Getting Started¶

Attention

This is a work-in-progress that shows how the pre-alpha version of Algoneer works. Please let us know if you should encounter any problems.

Algoneer provides blackbox tests that work on Model objects. A Model is an Algorithm that has been trained with a specific DataSet.
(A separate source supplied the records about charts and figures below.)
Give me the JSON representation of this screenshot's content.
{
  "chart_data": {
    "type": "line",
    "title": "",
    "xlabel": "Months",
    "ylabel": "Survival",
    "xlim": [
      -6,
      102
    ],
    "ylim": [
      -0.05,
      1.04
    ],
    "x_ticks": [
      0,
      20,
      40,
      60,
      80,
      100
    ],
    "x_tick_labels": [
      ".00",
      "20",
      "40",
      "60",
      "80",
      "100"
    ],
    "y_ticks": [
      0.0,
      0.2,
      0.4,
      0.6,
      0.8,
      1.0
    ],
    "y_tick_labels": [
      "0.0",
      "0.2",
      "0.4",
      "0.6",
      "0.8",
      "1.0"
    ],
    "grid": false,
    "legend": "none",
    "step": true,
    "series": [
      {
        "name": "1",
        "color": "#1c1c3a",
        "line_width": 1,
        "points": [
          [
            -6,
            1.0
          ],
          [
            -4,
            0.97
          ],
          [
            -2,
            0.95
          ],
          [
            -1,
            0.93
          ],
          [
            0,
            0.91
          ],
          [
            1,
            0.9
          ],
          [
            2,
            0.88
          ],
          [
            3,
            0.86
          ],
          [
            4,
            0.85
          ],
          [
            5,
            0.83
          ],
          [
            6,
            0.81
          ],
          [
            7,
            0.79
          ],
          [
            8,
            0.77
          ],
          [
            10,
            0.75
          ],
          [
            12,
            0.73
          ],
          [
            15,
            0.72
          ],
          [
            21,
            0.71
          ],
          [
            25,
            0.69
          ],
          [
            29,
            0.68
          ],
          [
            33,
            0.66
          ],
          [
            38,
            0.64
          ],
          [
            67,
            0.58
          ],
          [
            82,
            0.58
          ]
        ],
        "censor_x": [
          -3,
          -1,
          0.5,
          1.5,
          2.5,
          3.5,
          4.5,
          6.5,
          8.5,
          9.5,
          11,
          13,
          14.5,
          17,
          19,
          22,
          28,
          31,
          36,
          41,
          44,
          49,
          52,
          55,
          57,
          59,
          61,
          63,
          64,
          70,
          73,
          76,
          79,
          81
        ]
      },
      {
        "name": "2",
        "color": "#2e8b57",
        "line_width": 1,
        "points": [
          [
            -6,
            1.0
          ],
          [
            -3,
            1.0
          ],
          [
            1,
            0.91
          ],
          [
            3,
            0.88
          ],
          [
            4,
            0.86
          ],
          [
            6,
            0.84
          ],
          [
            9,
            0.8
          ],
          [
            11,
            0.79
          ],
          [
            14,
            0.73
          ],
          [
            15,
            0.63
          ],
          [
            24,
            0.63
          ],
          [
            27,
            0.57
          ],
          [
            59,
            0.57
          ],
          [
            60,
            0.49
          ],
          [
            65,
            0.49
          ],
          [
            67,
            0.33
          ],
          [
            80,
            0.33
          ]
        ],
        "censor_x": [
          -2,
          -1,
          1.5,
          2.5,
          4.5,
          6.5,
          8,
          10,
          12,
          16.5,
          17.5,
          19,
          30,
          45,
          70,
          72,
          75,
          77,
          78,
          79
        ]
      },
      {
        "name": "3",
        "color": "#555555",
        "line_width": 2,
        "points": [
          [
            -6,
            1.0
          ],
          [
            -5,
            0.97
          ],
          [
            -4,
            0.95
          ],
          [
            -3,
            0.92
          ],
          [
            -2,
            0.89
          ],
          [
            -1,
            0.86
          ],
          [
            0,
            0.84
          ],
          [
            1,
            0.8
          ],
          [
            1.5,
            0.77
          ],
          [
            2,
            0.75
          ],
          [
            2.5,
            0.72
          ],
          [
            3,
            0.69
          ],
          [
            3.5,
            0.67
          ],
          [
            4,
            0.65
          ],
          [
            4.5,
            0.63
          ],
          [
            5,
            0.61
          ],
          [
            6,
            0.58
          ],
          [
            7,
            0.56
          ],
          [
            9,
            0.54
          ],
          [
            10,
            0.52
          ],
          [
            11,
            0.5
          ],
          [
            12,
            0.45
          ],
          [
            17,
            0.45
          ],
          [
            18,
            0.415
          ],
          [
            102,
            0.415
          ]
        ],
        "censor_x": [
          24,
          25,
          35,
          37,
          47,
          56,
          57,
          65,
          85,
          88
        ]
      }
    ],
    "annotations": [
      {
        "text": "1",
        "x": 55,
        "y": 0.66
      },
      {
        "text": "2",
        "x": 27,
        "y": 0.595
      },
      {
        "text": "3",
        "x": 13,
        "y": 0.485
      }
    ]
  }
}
To get started we need to install Algoneer.

Note

You need Python version >=3.6 to run Algoneer.

pip3 install algoneer

Algoneer aims to be technology-agnostic and provides wrappers for the most popular data processing and machine learning libraries. In this tutorial, we are going to use Algoneer in conjunction with pandas and scikit-learn. In case you have not installed them already, you can do so by running:

pip3 install pandas scikit-learn

Algoneer also provides a separate package with several example datasets that make it easy to get started. We can also install them using pip:

pip3 install algoneer_datasets

That’s it, we’re good to go! Let’s start using Algoneer by loading an example dataset and running a test on it.

Note

You can find the whole example code on GitHub.

from algoneer.dataschema import DataSchema, AttributeSchema as AS

# we define the data schema for the bike dataset, which helps Algoneer to automatically
# run tests on the dataset and any models derived from it

class BikeSchema(DataSchema):

    # these are the regressands, which have the "x" role
    instant = AS(type=AS.Type.Integer, roles=["x"])
    season = AS(type=AS.Type.Categorical, roles=["x"])
    yr = AS(type=AS.Type.Integer, roles=["x"])
    mnth = AS(type=AS.Type.Integer, roles=["x"])
    holiday = AS(type=AS.Type.Boolean, roles=["x"])
    weekday = AS(type=AS.Type.Integer, roles=["x"])
    workingday = AS(type=AS.Type.Boolean, roles=["x"])
    weathersit = AS(type=AS.Type.Categorical, roles=["x"])
    temp = AS(type=AS.Type.Numerical, roles=["x"])
    atemp = AS(type=AS.Type.Numerical, roles=["x"])
    hum = AS(type=AS.Type.Numerical, roles=["x"])
    windspeed = AS(type=AS.Type.Numerical, roles=["x"])

    # this is the regressor, which has the "y" role
    cnt = AS(type=AS.Type.Integer, roles=["y"])

from algoneer_datasets.bike_sharing import path
from algoneer.dataset.pandas import PandasDataset

# we read the CSV data into a pandas dataframe
import pandas as pd
df = pd.read_csv(path+'/data.csv.gz')

# we wrap the dataframe with an Algoneer dataset using the bike schema
ds = PandasDataset(BikeSchema(), df)

This creates a PandasDataSet that contains the bike sharing data. This dataset is just a thin wrapper around a pandas dataframe and adds functionality that is helpful when using the dataset for testing. Notably, it includes a DataSchema that contains information about all attributes in the dataset.

Now, to test a machine learning model with Algoneer we first need to train one. To do this, we can again import a model from the example datasets library:

from sklearn.ensemble import RandomForestRegressor
from algoneer.algorithm.sklearn import SklearnAlgorithm

# we wrap the random forest classifier using the SklearnAlgorithm class
algo = SklearnAlgorithm(RandomForestRegressor, n_estimators=100)

# we produce a model by training the algorithm with a dataset
model = algo.fit(ds)

Again, the Algorithm class is just a thin wrapper around existing algorithms, in this case a scikit-learn random forest regressor.

Now that we have trained our model, we can run a simple black box test on it:

from algoneer.methods.blackbox.shap import SHAP

shap = SHAP()

This so-called partial dependence plot is a simple test that quantifies the average effect that a given attribute has on the prediction of a machine learning model. You can read more about the test here.

Let’s run it on our model:

result = shap.run(model, ds, max_datapoints=100)

Here, max_datapoints specifies the number of datapoints that we use to average the effect of the attribute.